Volunteers give ‘Days of Caring’
Lt. Barri Farnes knows exactly what brought him to a low-income housing development on the edge of Spokane on a stormy Friday.
It was to help construct a playground, but it was also to return a favor to the people of the area.
“Spokane,” said Farnes, 39, the commanding officer of the Naval and Marine Corps Reserve Center of Spokane, “it’s the most supportive community to the military I’ve ever lived in. This gives us an opportunity to pay back for some support the community gives us.”
The work was part of the Spokane County United Way’s “Days of Caring,” two days of coordinated volunteer landscaping, painting, renovation and cleaning. The event, which pairs local businesses and organizations with nonprofit organizations, began in 1994. For Friday and today, 30 businesses were matched with 21 organizations to work on 27 different projects.
Farnes came to Riverwalk Park housing complex, which is owned by the Spokane Neighborhood Action Program, with some 15 other volunteers from the Navy office.
Mary Mapes, spokeswoman for Spokane County United Way, said the first day’s gray weather had been a boon to the project.
“I think it went very well.

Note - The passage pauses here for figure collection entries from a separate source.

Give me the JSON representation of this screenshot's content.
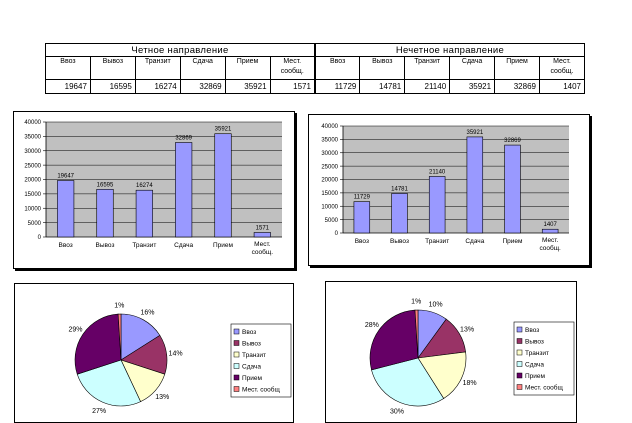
{
  "table": {
    "even_title": "Четное направление",
    "odd_title": "Нечетное направление",
    "columns": [
      "Ввоз",
      "Вывоз",
      "Транзит",
      "Сдача",
      "Прием",
      "Мест. сообщ."
    ],
    "even_values": [
      "19647",
      "16595",
      "16274",
      "32869",
      "35921",
      "1571"
    ],
    "odd_values": [
      "11729",
      "14781",
      "21140",
      "35921",
      "32869",
      "1407"
    ]
  },
  "colors": {
    "bar_fill": "#9999ff",
    "plot_bg": "#c0c0c0",
    "pie": [
      "#9999ff",
      "#993366",
      "#ffffcc",
      "#ccffff",
      "#660066",
      "#ff8080"
    ]
  },
  "chart_data": [
    {
      "type": "bar",
      "categories": [
        "Ввоз",
        "Вывоз",
        "Транзит",
        "Сдача",
        "Прием",
        "Мест. сообщ."
      ],
      "values": [
        19647,
        16595,
        16274,
        32869,
        35921,
        1571
      ],
      "ylim": [
        0,
        40000
      ],
      "yticks": [
        0,
        5000,
        10000,
        15000,
        20000,
        25000,
        30000,
        35000,
        40000
      ],
      "grid": true
    },
    {
      "type": "bar",
      "categories": [
        "Ввоз",
        "Вывоз",
        "Транзит",
        "Сдача",
        "Прием",
        "Мест. сообщ."
      ],
      "values": [
        11729,
        14781,
        21140,
        35921,
        32869,
        1407
      ],
      "ylim": [
        0,
        40000
      ],
      "yticks": [
        0,
        5000,
        10000,
        15000,
        20000,
        25000,
        30000,
        35000,
        40000
      ],
      "grid": true
    },
    {
      "type": "pie",
      "labels": [
        "Ввоз",
        "Вывоз",
        "Транзит",
        "Сдача",
        "Прием",
        "Мест. сообщ"
      ],
      "values": [
        16,
        14,
        13,
        27,
        29,
        1
      ],
      "legend": "right"
    },
    {
      "type": "pie",
      "labels": [
        "Ввоз",
        "Вывоз",
        "Транзит",
        "Сдача",
        "Прием",
        "Мест. сообщ"
      ],
      "values": [
        10,
        13,
        18,
        30,
        28,
        1
      ],
      "legend": "right"
    }
  ]
}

Usually we have the two hottest days of the year, but people were saying they enjoyed the cooler weather. It allowed them to get the bigger projects done,” she said.
More than 400 people volunteered between the two days, Mapes said.
As part of “Days of Caring,” the reserve center has been building up the same playground for the last three years. Cathy Grenier, an active petty officer of the Navy, said the play structures that now stand in the middle of the brightly painted development had been a continuing project over the years.
“It’s turned out to be quite the project,” she said.
The group dug post holes Friday, chipping through the rocky soil with hand tools and brawn, but the mood was light and jokes flew through the air.
“They have such a good time they come back year after year,” Mapes said.
Whittaker Green, 31, is in charge of this year’s project; building a retaining wall and bench to help corral the gravel they laid out on the playground last year, painting a boat they sunk into the ground, and sprucing-up a playhouse.
Green said the group worked with Habitat for Humanity last month, rotating people onto the construction site for a week.
Grenier said in her experience this kind of community service is not uncommon for members of the armed services. One can actually earn a medal for volunteer service, she said.
Sean Moss, 24, grew up in Spokane, which he said had made it improbable that he had been stationed back in town.
“In the Navy, you don’t get to go back to your hometown very often,” he said, although there was another member of the group from the area.
Bob Propp, 45, born and raised in Spokane, said it was a big bonus living and lending a helping hand in a community that supported the armed forces and where he had deep roots.
Moss, too, was happy to be out of the office, helping people in a different way than he had in his other naval duties.
“Things like this, you’d never get to do on a boat,” he said with a wide grin.